Pain points with C in practice
- Many report that attempts to build production-grade systems in C quickly hit tedium and fragility: manual memory management, error propagation, boilerplate for data structures, and lack of language-level support for concurrency and safety.
- Build systems, dependency management, and cross‑platform issues (make/CMake, distro packaging) are frequent sources of frustration.
- Some view modern C development as “mowing the lawn with scissors”: powerful but laborious and easy to cut yourself.
Rust, Ada, Zig, Go, and others as “modern C”
- Rust is framed as addressing C’s safety problems (UB, data races, aliasing) with a much richer and more complex language and ownership model.
- There’s debate whether “fighting the borrow checker” reflects compiler limits or catching real would‑be bugs; tree structures and graph-like data remain awkward.
- Ada is mentioned as “Pascal for rockets” / “boomer Rust”: safer than C, historically tied to defense, with fewer UB cases (especially in SPARK).
- Zig is praised by C programmers as “C with polish”: explicit allocators,
defer, comptime, simple semantics, but still manual memory and less safety than Rust. - Go and Nim are cited as pragmatic, batteries‑included alternatives when GC is acceptable.
Garbage collection vs manual control
- One camp argues C-with-GC (e.g., Boehm) is “liberating” and can even improve throughput versus malloc/free, at the cost of more RAM and pauses.
- Others counter: if you accept GC overhead and unpredictability, languages like C# or higher‑level ones give far better libraries and ergonomics.
- There’s broader frustration that GC research and engineering lag far behind their potential.
C++ as “C with classes” vs sprawling complexity
- Some had great success using a restricted C++ style (plain structs/classes, little/no inheritance, minimal STL) to get RAII and templates without “galaxy‑brain” metaprogramming.
- Others say such discipline is fragile: stdlib conveniences creep in, exceptions and heap usage are hard to forbid, and language complexity inevitably seeps back.
AI-assisted coding and language choice
- Several participants now prefer Ruby or Python specifically because AI tools generate and explain those languages better; they don’t trust AI-generated C for anything serious.
- AI is seen as useful for prototypes, CRUD endpoints, and UI scaffolding, but too low-quality for critical code unless heavily reviewed and refactored.
Safety, overconfidence, and tooling
- There’s sharp disagreement over whether experienced C programmers can realistically “just stop” making memory bugs; some call such confidence dangerous.
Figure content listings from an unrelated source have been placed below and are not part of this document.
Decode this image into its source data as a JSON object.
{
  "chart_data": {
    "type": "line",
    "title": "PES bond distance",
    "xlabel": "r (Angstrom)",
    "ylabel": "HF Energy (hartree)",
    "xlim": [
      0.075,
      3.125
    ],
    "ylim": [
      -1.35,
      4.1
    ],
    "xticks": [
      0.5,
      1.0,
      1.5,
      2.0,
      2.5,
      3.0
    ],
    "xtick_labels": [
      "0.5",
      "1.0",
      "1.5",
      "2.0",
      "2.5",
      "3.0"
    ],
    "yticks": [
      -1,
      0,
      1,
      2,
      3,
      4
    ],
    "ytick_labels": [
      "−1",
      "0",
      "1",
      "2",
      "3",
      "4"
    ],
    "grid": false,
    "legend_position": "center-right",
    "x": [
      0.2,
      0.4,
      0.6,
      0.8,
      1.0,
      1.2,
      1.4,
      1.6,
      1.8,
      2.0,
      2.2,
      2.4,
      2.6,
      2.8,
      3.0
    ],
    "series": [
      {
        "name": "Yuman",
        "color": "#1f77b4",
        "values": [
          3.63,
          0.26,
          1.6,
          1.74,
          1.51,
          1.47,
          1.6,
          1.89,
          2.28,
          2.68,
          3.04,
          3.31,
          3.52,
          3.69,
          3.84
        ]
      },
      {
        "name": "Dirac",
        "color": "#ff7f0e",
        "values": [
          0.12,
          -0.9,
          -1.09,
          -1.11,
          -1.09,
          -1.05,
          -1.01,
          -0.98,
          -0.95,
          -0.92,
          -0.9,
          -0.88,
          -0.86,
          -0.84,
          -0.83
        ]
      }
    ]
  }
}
- Others insist that with discipline, patterns, and tools (asan/ubsan/tsan, fuzzing), C can be used safely, especially in domains like embedded and kernels.
- Rust advocates argue that even top-tier C teams repeatedly ship high‑severity memory vulnerabilities, and that eliminating this entire bug class is a compelling reason to prefer safer languages.
KC3, Lisp, and learning
- Several note the article is really about creating KC3, a Lisp‑influenced language that compiles to C, not about pure C nostalgia.
- There’s agreement that learning Lisp and C both can profoundly improve how one designs and reasons about programs, even when later using other languages.